For the first time in four decades, Iraq is free. And as Rajea al-Khuzai, a member of Iraq’s Governing Council puts it, “Now we are savoring freedom.” There are no more torture chambers for political prisoners. A new constitution will soon be written. A new currency, without Saddam Hussein’s picture, has been issued.
Iraq’s infrastructure was brittle because of thirty-five years of under-investment and neglect by Saddam Hussein. It is being repaired. Since liberation, Iraqis and the coalition have completed more than thirteen-thousand reconstruction projects in Iraq, involving schools, medical facilities, and other basic services. All of Iraq’s two-hundred-forty hospitals are open and so are ninety-percent of the country’s health clinics. Schools are open, including Iraq’s twenty-two universities.
Six months ago, there were no police on duty in Iraq. Today, there are more than forty-thousand. Six months ago, only three-hundred megawatts of electric power were being generated. This month, electric power generation reached more than forty-five-hundred megawatts, exceeding pre-war levels.
Six months ago, there was no freedom of expression in Iraq. Today, there are more than one-hundred-sixty newspapers with a wide variety of opinions. Nada Shawket, a writer at the Azaman newspaper, says, “Before we write as they tell us.
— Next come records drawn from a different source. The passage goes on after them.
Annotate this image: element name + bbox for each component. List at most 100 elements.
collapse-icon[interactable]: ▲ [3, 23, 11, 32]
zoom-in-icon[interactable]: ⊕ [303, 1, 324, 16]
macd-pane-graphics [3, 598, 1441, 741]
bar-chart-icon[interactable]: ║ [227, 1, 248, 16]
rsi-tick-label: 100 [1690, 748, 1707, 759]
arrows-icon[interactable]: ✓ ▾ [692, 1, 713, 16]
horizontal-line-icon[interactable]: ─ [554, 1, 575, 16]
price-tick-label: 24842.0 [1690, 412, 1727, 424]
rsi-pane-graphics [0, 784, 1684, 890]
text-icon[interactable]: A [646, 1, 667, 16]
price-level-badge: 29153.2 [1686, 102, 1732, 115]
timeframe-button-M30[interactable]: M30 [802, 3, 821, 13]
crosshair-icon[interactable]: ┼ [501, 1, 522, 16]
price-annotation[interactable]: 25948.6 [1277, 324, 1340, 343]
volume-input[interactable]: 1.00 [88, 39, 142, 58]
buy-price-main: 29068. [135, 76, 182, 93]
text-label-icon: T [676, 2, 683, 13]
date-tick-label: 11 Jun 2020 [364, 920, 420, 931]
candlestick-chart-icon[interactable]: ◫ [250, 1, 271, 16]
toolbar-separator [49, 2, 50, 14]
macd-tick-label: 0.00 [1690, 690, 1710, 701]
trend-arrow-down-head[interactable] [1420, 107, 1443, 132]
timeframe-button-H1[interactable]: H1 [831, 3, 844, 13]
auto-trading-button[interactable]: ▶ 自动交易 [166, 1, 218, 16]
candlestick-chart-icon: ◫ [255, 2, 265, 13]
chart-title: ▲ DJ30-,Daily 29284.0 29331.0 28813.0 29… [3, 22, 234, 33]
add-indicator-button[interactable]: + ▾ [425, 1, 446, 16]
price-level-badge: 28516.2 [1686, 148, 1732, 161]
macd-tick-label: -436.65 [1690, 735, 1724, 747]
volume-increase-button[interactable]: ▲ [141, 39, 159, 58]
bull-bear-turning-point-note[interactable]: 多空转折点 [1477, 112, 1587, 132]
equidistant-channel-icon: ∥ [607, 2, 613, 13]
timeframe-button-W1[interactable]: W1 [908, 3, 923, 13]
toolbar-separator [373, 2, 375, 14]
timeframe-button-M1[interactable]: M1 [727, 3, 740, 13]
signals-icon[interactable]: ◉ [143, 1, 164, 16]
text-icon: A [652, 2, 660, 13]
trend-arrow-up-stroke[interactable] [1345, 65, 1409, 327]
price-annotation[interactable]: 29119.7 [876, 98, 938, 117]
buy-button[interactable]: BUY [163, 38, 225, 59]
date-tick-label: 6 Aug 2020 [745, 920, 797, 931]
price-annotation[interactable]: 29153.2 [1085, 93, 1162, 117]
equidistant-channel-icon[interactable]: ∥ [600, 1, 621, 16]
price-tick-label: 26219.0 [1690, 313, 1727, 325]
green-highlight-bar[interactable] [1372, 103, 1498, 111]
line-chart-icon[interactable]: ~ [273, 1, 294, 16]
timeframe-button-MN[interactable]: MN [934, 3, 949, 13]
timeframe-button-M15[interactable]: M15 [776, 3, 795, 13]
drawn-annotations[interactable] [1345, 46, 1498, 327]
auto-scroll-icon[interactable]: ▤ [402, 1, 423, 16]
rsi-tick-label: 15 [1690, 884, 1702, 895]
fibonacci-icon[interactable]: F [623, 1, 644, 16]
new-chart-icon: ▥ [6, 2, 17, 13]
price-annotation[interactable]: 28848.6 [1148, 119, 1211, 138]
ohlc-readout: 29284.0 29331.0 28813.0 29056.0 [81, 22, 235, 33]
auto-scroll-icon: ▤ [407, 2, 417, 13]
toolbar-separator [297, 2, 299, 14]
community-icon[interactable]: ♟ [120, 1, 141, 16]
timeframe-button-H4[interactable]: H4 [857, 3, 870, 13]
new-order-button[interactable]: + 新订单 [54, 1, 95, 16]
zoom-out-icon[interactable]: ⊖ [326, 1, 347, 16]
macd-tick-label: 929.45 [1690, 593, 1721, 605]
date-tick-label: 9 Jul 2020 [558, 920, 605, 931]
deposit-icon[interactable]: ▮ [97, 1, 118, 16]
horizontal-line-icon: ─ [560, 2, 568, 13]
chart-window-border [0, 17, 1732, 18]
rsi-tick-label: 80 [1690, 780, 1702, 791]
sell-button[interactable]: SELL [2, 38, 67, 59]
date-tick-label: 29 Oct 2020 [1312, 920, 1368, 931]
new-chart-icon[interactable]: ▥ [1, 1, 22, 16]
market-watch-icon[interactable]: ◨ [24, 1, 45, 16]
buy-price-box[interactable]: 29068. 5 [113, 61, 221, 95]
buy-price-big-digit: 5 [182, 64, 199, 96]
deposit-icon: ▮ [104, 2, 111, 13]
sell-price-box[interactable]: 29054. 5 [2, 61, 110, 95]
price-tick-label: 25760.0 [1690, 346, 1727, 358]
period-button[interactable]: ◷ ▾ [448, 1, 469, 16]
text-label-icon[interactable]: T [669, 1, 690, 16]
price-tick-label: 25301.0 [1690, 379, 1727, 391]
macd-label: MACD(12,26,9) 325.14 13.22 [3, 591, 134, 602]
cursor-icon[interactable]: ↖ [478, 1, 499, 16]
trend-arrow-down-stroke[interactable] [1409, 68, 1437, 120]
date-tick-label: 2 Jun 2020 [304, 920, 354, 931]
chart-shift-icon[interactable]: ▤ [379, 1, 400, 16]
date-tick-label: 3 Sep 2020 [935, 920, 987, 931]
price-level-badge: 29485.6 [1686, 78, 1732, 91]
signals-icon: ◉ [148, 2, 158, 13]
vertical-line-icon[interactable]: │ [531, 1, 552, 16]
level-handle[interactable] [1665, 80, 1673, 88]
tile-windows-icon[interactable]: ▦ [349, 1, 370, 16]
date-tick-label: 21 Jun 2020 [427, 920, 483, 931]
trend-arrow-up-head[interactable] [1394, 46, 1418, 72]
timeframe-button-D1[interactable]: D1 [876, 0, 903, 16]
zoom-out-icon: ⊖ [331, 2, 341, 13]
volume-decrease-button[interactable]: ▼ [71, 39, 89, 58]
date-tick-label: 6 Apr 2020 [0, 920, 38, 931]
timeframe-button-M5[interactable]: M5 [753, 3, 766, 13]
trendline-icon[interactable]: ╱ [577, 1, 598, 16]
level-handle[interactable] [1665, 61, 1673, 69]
Now we write what we believe.” . The goal of the U.S. and its allies, says President George W. Bush, “is to leave behind a stable, self-governing society” in Iraq:
“We want this process to go as quickly as possible. Yet, it must be done right. The free institutions of Iraq must stand the test of time. And a democratic Iraq will stand as an example to all the Middle East. We believe -- and the Iraqi people will show -- that liberty is the hope and the right of every land.”
The “work in Iraq has been long, it’s hard, and it’s not finished,” says President Bush. But, “We’ll stay the course.”